Projet communautaire
C'est dans la foulée de l'étude de la DSPM qu'a germé l'idée d'implanter un marché public dans ce secteur mal pourvu en commerces d'alimentation. Imaginé par la Table de concertation et d'intervention pour une garantie alimentaire locale (CIGAL), le projet s'est concrétisé avec l'aide de la Corporation de développement économique communautaire (CDEC) Centre-Sud-Plateau Mont-Royal, de l'arrondissement de Ville-Marie et de la DSPM.
Indépendant de la Corporation des marchés publics, qui regroupe les grands marchés comme celui d'Atwater et de Jean-Talon, le marché Frontenac rêve de grandeur, mais avec réalisme. «On essaie actuellement d'augmenter le volume de clientèle pour, du même coup, augmenter le volume de producteurs et diversifier au maximum l'offre du marché», indique M. Dupupet.
Le coordonnateur du projet souhaiterait aussi que le marché puisse ouvrir le dimanche, mais pour l'instant les modestes moyens dont il dispose ne permettent pas d'étendre les heures d'ouverture. De toute façon, les producteurs maraîchers peuvent difficilement quitter leurs champs plusieurs jours par semaine, ajoute-t-il.
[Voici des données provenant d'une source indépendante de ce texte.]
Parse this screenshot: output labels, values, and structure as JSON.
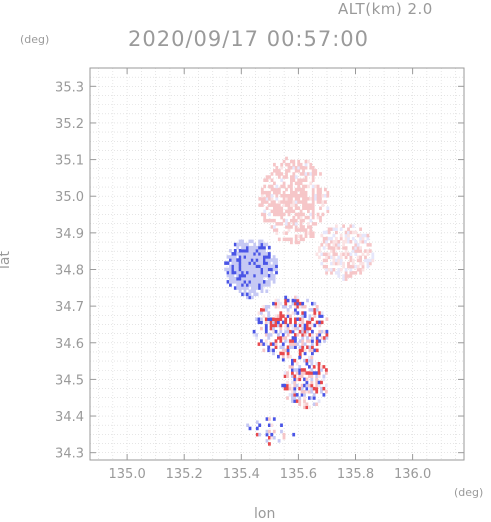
{
  "header": {
    "altitude_label": "ALT(km) 2.0",
    "timestamp": "2020/09/17 00:57:00"
  },
  "chart_data": {
    "type": "heatmap",
    "title": "2020/09/17 00:57:00",
    "subtitle": "ALT(km) 2.0",
    "xlabel": "lon",
    "ylabel": "lat",
    "xunit": "(deg)",
    "yunit": "(deg)",
    "xlim": [
      134.87,
      136.18
    ],
    "ylim": [
      34.28,
      35.35
    ],
    "xticks": [
      "135.0",
      "135.2",
      "135.4",
      "135.6",
      "135.8",
      "136.0"
    ],
    "yticks": [
      "34.3",
      "34.4",
      "34.5",
      "34.6",
      "34.7",
      "34.8",
      "34.9",
      "35.0",
      "35.1",
      "35.2",
      "35.3"
    ],
    "grid": true,
    "colors": {
      "axis": "#9a9a9a",
      "tick_text": "#9a9a9a",
      "positive": "#e8484c",
      "negative": "#4a55e6",
      "weak_positive": "#f6c6c8",
      "weak_negative": "#c6c9f4"
    },
    "regions": [
      {
        "name": "large-negative-blob",
        "lon": [
          135.34,
          135.52
        ],
        "lat": [
          34.72,
          34.88
        ],
        "value": -0.35
      },
      {
        "name": "northern-positive-patches",
        "lon": [
          135.46,
          135.7
        ],
        "lat": [
          34.87,
          35.1
        ],
        "value": 0.25
      },
      {
        "name": "central-mixed-area",
        "lon": [
          135.44,
          135.7
        ],
        "lat": [
          34.55,
          34.72
        ],
        "value": 0.0
      },
      {
        "name": "southern-mixed-strip",
        "lon": [
          135.54,
          135.7
        ],
        "lat": [
          34.42,
          34.56
        ],
        "value": 0.0
      },
      {
        "name": "eastern-mixed-fringe",
        "lon": [
          135.66,
          135.86
        ],
        "lat": [
          34.77,
          34.92
        ],
        "value": 0.1
      },
      {
        "name": "southwest-scattered-cells",
        "lon": [
          135.4,
          135.58
        ],
        "lat": [
          34.32,
          34.39
        ],
        "value": 0.0
      }
    ]
  }
}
Les prix sont-ils compétitifs? «Ça dépend du point de vue. Pour les gens qui n'ont pas l'habitude d'acheter des fruits et légumes ou qui courent les spéciaux dans les grandes surfaces, ça peut paraître cher même si ça ne l'est pas, indique M. Dupupet. Par contre, la clientèle avertie trouve les prix corrects, comparables à ceux des fruiteries ou du marché Jean-Talon.»
Ouvert de 10h à 15h le samedi, jusqu'au 11 octobre, le marché Frontenac propose chaque semaine des activités d'animation liées au thème de l'agroalimentaire. Samedi prochain, les clients pourront assister à un défi culinaire opposant soeur Angèle et le chef cuisinier François Xavier Déhedin.